If Karen Wright had been a liberal, who had achieved what she did in turning Ariel Corporation into a major global business, she would be a media darling. Attractive, articulate, and funny, too, she would have been giving Ted Talks and backslapping on The View.
But Karen Wright is a conservative. In the mainstream media, and the places where that brand is disdained, there is no room for attention. And that is too bad, because she has something to say. More than something — plenty to say.
If paneling at the Aspen Institute or some such venue, she would be asked: So, tell us how you did it, girl! What’s Karen’s secret sauce? What are the methods and notions and strategies that you crafted and brainstormed and implemented to enlarge this company, and to make it an industry leader and on top of all that a place of seeming happiness? Or was it just luck?
No, it wasn’t luck. Nor was it conjured out of the ether: Ariel had a strong platform when Karen took over from its founder, her father, the late Jim Buchwald, who was determined that the company have an intentional culture and a happy workforce. He cared about his employees (and about America, too – Jim was a super patriot).
Karen built on that, and added her XX strength to the XY status quo. Her managerial style, and studied approach to seeing Ariel thrive, mixed common sense, humility, an embrace of responsibility, and realization that the office and the factory floor can be a happy place. It emphasized articulation and engagement and thinking, literally, about family. Someday, if business schools are lucky, if corporate America is lucky, she will write a book laying out her nuggets of wisdom. Until then, herewith we share a handful from a bounty she shared with us:
• Care about your employees. Don’t ignore the fact that they’re people and have the same feelings as you do.
• Understand that your employees are counting on you to do what’s best for them and the company.
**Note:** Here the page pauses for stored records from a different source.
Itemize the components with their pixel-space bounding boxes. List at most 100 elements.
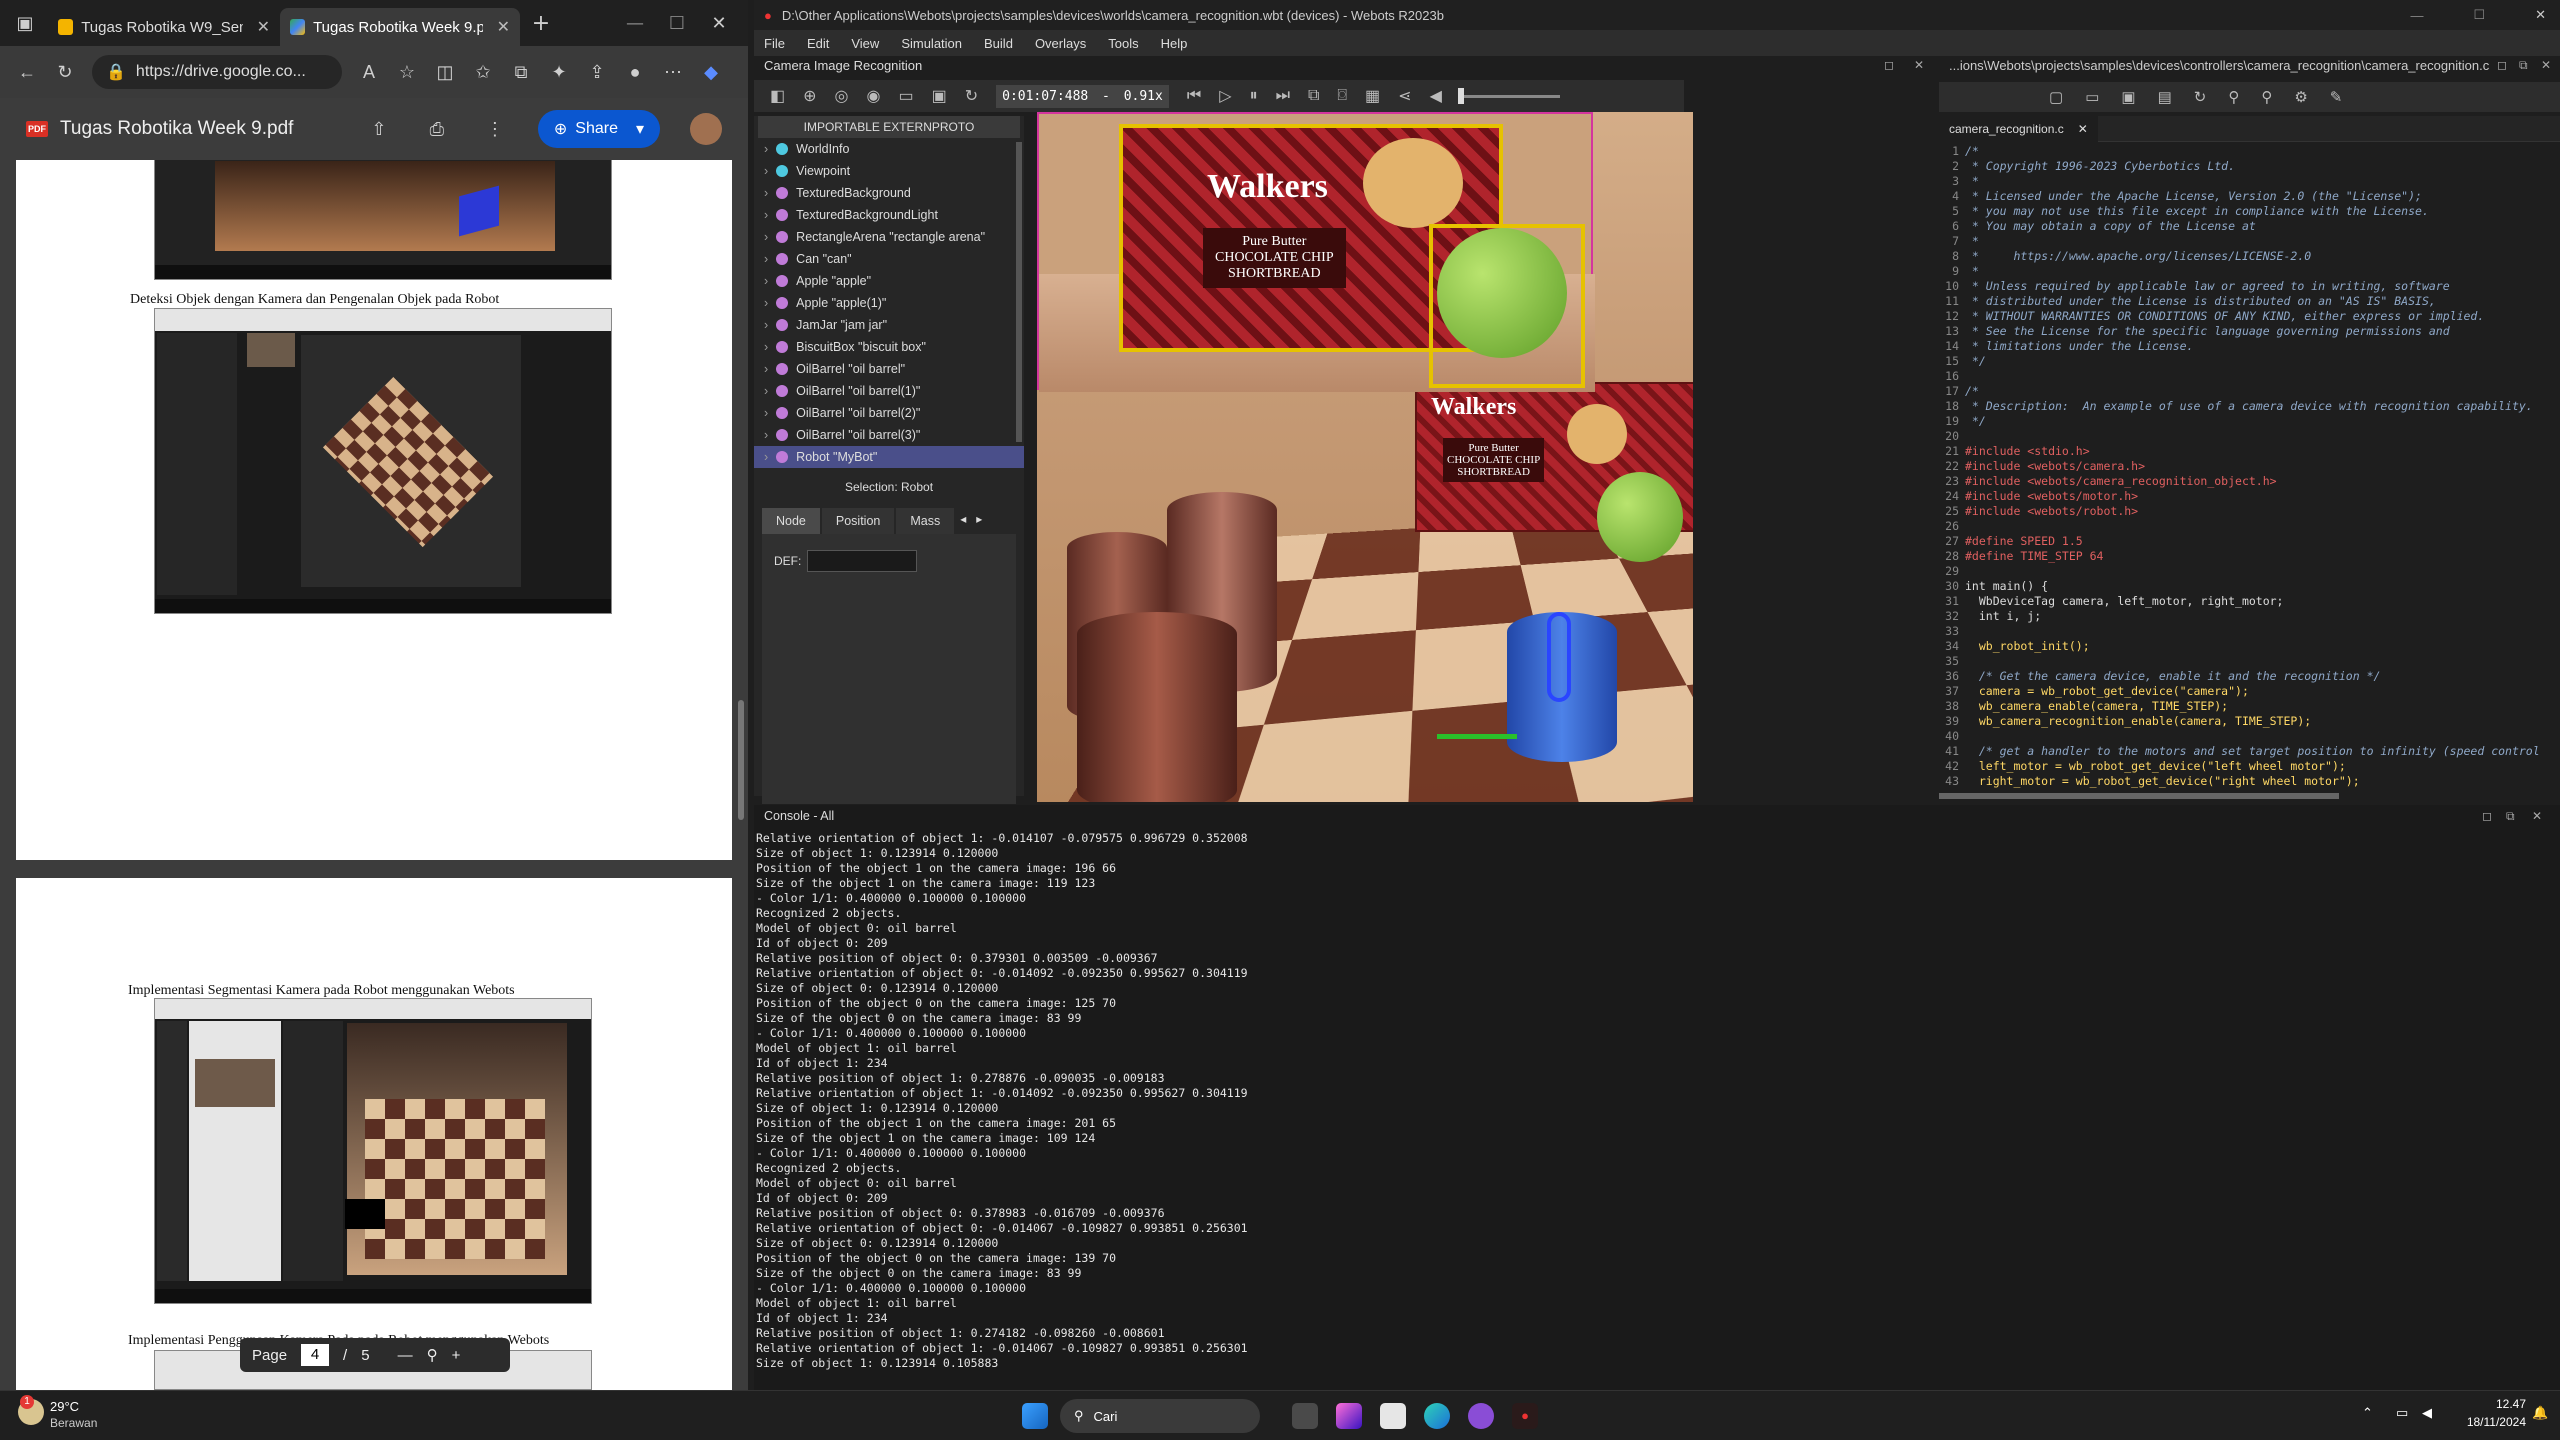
add-to-drive-icon[interactable]: ⇧	[368, 119, 390, 140]
expand-arrow-icon[interactable]: ›	[764, 252, 768, 266]
task-view-icon[interactable]	[1292, 1403, 1318, 1429]
tab-pdf[interactable]: Tugas Robotika Week 9.pdf - Goo ✕	[280, 8, 520, 46]
close-tab-icon[interactable]: ✕	[257, 17, 270, 37]
minimize-icon[interactable]: —	[624, 13, 646, 34]
scene-tree-item[interactable]: › BiscuitBox "biscuit box"	[754, 336, 1024, 358]
maximize-panel-icon[interactable]: ⧉	[2519, 58, 2528, 73]
expand-arrow-icon[interactable]: ›	[764, 362, 768, 376]
menu-build[interactable]: Build	[984, 36, 1013, 51]
minimize-icon[interactable]: —	[2410, 8, 2423, 23]
editor-hscrollbar[interactable]	[1939, 793, 2339, 799]
replace-icon[interactable]: ⚲	[2261, 88, 2272, 106]
clean-icon[interactable]: ✎	[2330, 88, 2343, 106]
sound-icon[interactable]: ◀	[1430, 86, 1442, 106]
tree-scrollbar[interactable]	[1016, 142, 1022, 442]
close-window-icon[interactable]: ✕	[2535, 7, 2546, 23]
expand-arrow-icon[interactable]: ›	[764, 230, 768, 244]
close-tab-icon[interactable]: ✕	[2078, 122, 2088, 136]
expand-arrow-icon[interactable]: ›	[764, 142, 768, 156]
close-window-icon[interactable]: ✕	[708, 13, 730, 34]
menu-overlays[interactable]: Overlays	[1035, 36, 1086, 51]
chevron-up-icon[interactable]: ⌃	[2362, 1405, 2373, 1421]
menu-file[interactable]: File	[764, 36, 785, 51]
tab-scroll-left-icon[interactable]: ◂	[956, 508, 970, 534]
editor-tab[interactable]: camera_recognition.c ✕	[1939, 116, 2098, 142]
tab-node[interactable]: Node	[762, 508, 820, 534]
expand-arrow-icon[interactable]: ›	[764, 164, 768, 178]
share-button[interactable]: ⊕ Share ▾	[538, 110, 660, 148]
scrollbar-thumb[interactable]	[738, 700, 744, 820]
scene-tree-item[interactable]: › Apple "apple(1)"	[754, 292, 1024, 314]
split-screen-icon[interactable]: ◫	[434, 62, 456, 83]
scene-tree-item[interactable]: › TexturedBackgroundLight	[754, 204, 1024, 226]
obs-icon[interactable]	[1468, 1403, 1494, 1429]
find-icon[interactable]: ⚲	[2228, 88, 2239, 106]
save-world-icon[interactable]: ▣	[932, 86, 947, 106]
zoom-icon[interactable]: ⚲	[427, 1346, 438, 1364]
extensions-icon[interactable]: ✦	[548, 62, 570, 83]
scene-tree-item[interactable]: › OilBarrel "oil barrel(1)"	[754, 380, 1024, 402]
zoom-in-icon[interactable]: +	[452, 1347, 461, 1364]
robot-axis-gizmo[interactable]	[1547, 612, 1571, 702]
more-icon[interactable]: ⋯	[662, 62, 684, 83]
screenshot-icon[interactable]: ⌼	[1337, 87, 1347, 105]
scene-tree-item[interactable]: › TexturedBackground	[754, 182, 1024, 204]
save-icon[interactable]: ▣	[2121, 88, 2135, 106]
scene-tree-item[interactable]: › Can "can"	[754, 248, 1024, 270]
expand-arrow-icon[interactable]: ›	[764, 406, 768, 420]
scene-tree-item[interactable]: › OilBarrel "oil barrel(2)"	[754, 402, 1024, 424]
expand-arrow-icon[interactable]: ›	[764, 340, 768, 354]
importable-externproto-header[interactable]: IMPORTABLE EXTERNPROTO	[758, 116, 1020, 138]
clock-time[interactable]: 12.47	[2462, 1397, 2526, 1411]
close-panel-icon[interactable]: ✕	[2541, 58, 2551, 72]
expand-arrow-icon[interactable]: ›	[764, 450, 768, 464]
rendering-icon[interactable]: ⧉	[1308, 87, 1319, 105]
search-box[interactable]: ⚲ Cari	[1060, 1399, 1260, 1433]
open-file-icon[interactable]: ▭	[2085, 88, 2099, 106]
back-icon[interactable]: ←	[16, 62, 38, 83]
undock-icon[interactable]: ◻	[2497, 58, 2507, 72]
build-icon[interactable]: ⚙	[2294, 88, 2307, 106]
volume-slider[interactable]	[1460, 95, 1560, 98]
copilot-icon[interactable]	[1336, 1403, 1362, 1429]
menu-edit[interactable]: Edit	[807, 36, 829, 51]
view-icon[interactable]: ◉	[867, 86, 881, 106]
scene-tree-item[interactable]: › RectangleArena "rectangle arena"	[754, 226, 1024, 248]
photos-icon[interactable]	[1380, 1403, 1406, 1429]
network-icon[interactable]: ▭	[2396, 1405, 2408, 1421]
scene-tree-item[interactable]: › Apple "apple"	[754, 270, 1024, 292]
start-icon[interactable]	[1022, 1403, 1048, 1429]
undock-icon[interactable]: ◻	[2482, 809, 2492, 823]
profile-icon[interactable]: ●	[624, 62, 646, 83]
avatar[interactable]	[690, 113, 722, 145]
fast-forward-icon[interactable]: ⏭	[1276, 87, 1290, 105]
new-file-icon[interactable]: ▢	[2049, 88, 2063, 106]
notifications-icon[interactable]: 🔔	[2532, 1405, 2548, 1421]
maximize-icon[interactable]: ☐	[2473, 7, 2485, 23]
3d-view[interactable]: Walkers Pure Butter CHOCOLATE CHIP SHORT…	[1037, 112, 1693, 802]
x-axis-handle[interactable]	[1437, 734, 1517, 739]
expand-arrow-icon[interactable]: ›	[764, 274, 768, 288]
console-output[interactable]: Relative orientation of object 1: -0.014…	[756, 831, 1756, 1390]
reload-world-icon[interactable]: ↻	[965, 86, 978, 106]
def-input[interactable]	[807, 550, 917, 572]
add-node-icon[interactable]: ⊕	[803, 86, 816, 106]
scene-tree-item[interactable]: › JamJar "jam jar"	[754, 314, 1024, 336]
share-icon[interactable]: ⇪	[586, 62, 608, 83]
menu-simulation[interactable]: Simulation	[901, 36, 962, 51]
favorites-icon[interactable]: ✩	[472, 62, 494, 83]
close-panel-icon[interactable]: ✕	[2532, 809, 2542, 823]
tab-mass[interactable]: Mass	[896, 508, 954, 534]
tab-w9-sheet[interactable]: Tugas Robotika W9_Semester Ga ✕	[48, 8, 280, 46]
favorite-icon[interactable]: ☆	[396, 62, 418, 83]
reset-view-icon[interactable]: ◎	[835, 86, 849, 106]
page-number-input[interactable]: 4	[301, 1344, 329, 1366]
new-tab-icon[interactable]: +	[530, 11, 552, 36]
clock-date[interactable]: 18/11/2024	[2448, 1415, 2526, 1429]
read-aloud-icon[interactable]: A	[358, 62, 380, 83]
expand-arrow-icon[interactable]: ›	[764, 384, 768, 398]
undock-icon[interactable]: ◻	[1884, 58, 1894, 72]
tab-actions-icon[interactable]: ▣	[14, 13, 36, 34]
scene-tree-item[interactable]: › OilBarrel "oil barrel"	[754, 358, 1024, 380]
expand-arrow-icon[interactable]: ›	[764, 208, 768, 222]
Their lives are dependent on what you do. You’re responsible to and for them.
• Understand you must have a team of experts because you don’t know everything.
• Have at least two to three annual company meetings to share the state of the company, the market, the future as you see it. The underlying message is: I’m paying attention, I have a good team, and I’m watching out for all of you as best I can. Be genuine. Truly care. Do not tell your team everything as an order. Allow discussion. Pay attention to body language in order to spot disagreement.
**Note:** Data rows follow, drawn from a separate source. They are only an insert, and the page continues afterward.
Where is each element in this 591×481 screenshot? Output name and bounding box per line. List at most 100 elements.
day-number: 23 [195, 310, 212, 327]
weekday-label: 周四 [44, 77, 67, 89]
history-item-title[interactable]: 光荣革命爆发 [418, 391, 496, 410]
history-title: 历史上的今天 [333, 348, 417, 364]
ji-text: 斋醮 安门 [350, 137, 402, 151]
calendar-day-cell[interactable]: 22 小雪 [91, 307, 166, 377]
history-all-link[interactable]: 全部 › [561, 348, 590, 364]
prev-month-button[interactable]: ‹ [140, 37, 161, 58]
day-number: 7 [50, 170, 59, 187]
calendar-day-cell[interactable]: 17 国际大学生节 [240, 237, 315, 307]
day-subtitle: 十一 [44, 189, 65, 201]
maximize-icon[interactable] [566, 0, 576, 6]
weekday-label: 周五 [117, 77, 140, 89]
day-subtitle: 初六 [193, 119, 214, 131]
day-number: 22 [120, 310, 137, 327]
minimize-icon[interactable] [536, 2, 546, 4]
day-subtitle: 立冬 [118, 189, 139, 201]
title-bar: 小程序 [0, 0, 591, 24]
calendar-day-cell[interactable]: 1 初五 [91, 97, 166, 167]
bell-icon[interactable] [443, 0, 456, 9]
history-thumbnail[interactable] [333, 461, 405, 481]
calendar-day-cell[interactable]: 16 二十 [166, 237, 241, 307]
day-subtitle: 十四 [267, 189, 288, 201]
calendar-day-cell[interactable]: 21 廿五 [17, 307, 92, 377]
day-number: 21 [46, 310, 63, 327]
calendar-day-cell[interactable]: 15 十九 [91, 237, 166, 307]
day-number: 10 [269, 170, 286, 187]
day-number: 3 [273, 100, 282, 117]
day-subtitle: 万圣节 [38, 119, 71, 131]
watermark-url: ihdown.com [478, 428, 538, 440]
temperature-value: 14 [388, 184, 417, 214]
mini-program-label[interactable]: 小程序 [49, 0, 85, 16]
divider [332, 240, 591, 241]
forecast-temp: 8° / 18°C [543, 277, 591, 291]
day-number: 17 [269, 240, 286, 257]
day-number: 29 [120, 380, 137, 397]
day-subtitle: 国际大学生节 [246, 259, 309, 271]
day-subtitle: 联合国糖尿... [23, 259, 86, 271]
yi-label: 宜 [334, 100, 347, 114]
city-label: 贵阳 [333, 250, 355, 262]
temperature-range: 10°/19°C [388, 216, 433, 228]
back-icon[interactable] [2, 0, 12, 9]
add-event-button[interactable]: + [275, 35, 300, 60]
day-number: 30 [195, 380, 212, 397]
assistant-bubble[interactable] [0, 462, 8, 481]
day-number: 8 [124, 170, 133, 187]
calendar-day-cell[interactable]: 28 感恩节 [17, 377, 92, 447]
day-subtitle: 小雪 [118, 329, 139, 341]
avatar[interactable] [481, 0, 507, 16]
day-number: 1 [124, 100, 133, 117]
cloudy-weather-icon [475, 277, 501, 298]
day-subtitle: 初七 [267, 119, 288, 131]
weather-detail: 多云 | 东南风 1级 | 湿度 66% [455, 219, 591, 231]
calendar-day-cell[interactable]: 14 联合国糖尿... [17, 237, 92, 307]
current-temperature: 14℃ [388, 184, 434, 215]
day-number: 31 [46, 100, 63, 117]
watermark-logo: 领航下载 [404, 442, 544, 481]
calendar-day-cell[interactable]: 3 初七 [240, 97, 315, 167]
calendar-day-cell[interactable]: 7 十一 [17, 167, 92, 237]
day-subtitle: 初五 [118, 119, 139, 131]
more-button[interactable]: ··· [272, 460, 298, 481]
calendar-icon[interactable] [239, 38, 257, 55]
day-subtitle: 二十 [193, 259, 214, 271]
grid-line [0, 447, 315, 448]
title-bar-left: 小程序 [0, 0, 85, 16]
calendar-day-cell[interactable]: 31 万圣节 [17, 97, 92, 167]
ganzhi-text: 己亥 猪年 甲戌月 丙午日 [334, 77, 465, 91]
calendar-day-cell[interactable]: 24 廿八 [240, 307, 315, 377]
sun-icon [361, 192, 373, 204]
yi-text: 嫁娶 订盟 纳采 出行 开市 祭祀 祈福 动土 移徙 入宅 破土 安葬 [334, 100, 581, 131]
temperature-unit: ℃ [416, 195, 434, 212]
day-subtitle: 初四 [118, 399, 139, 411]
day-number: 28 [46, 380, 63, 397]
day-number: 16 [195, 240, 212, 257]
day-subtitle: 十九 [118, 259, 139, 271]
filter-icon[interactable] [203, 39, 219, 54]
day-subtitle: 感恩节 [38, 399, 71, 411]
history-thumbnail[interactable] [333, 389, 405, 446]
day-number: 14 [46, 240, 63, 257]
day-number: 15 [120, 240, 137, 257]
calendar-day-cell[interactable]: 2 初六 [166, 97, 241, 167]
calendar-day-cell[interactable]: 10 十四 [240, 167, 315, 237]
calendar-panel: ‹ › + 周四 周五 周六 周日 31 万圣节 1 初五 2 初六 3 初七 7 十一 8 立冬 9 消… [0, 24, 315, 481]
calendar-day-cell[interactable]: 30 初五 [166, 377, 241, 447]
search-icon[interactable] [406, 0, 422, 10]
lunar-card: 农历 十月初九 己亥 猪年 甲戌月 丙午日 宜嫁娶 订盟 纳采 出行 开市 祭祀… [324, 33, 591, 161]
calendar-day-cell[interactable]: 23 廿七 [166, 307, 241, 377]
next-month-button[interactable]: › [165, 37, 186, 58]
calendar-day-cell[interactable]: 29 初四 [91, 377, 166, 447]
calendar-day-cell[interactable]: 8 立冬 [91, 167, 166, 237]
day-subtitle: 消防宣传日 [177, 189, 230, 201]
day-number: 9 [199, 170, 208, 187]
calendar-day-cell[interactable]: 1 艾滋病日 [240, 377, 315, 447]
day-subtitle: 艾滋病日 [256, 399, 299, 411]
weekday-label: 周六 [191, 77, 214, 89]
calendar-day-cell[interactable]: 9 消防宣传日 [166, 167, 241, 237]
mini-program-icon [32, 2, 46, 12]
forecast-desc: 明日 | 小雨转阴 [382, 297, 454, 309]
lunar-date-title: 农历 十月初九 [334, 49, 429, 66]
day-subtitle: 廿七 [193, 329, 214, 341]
• Don’t surround yourself with yes men. And don’t forget that the spouses of your team members are the other half of your team. Value them and let them know you value them. The members of your team look to their partners to be their support, and to help them concentrate on their jobs because it’s impossible to have a full life alone.
• Do social activities with your team. Dinners, sporting events, travel, dance lessons — whatever you think will be fun and will allow people to see each other as friends. Not everyone will like each other equally, but they will understand the whole person, not just the work person. Include spouses when appropriate. Your people go home and talk about the people they work with. It’s helpful to get a spouse’s perspective.
Who wouldn’t want to work for an intentional company like that? And who wouldn’t be proud, even thrilled, to live in a country where we are blessed to have such intentional, generous, and patriotic — and consequential! — people like Karen Wright. Blessings counted!
Whether the 70-something, community-loving, country-adoring, George Washington BFF agent of generosity and business genius has a post-Ariel next big act is unknown. But we do indeed hope for and await Karen Wright 2.0. And while hoping and awaiting, we will also be celebrating, on this July 4, not only the anniversary of our Independence, but the birthday of this (with apologies to Mr. Cohan) real live niece of our Uncle Sam.
Happy birthday, Karen. And many more.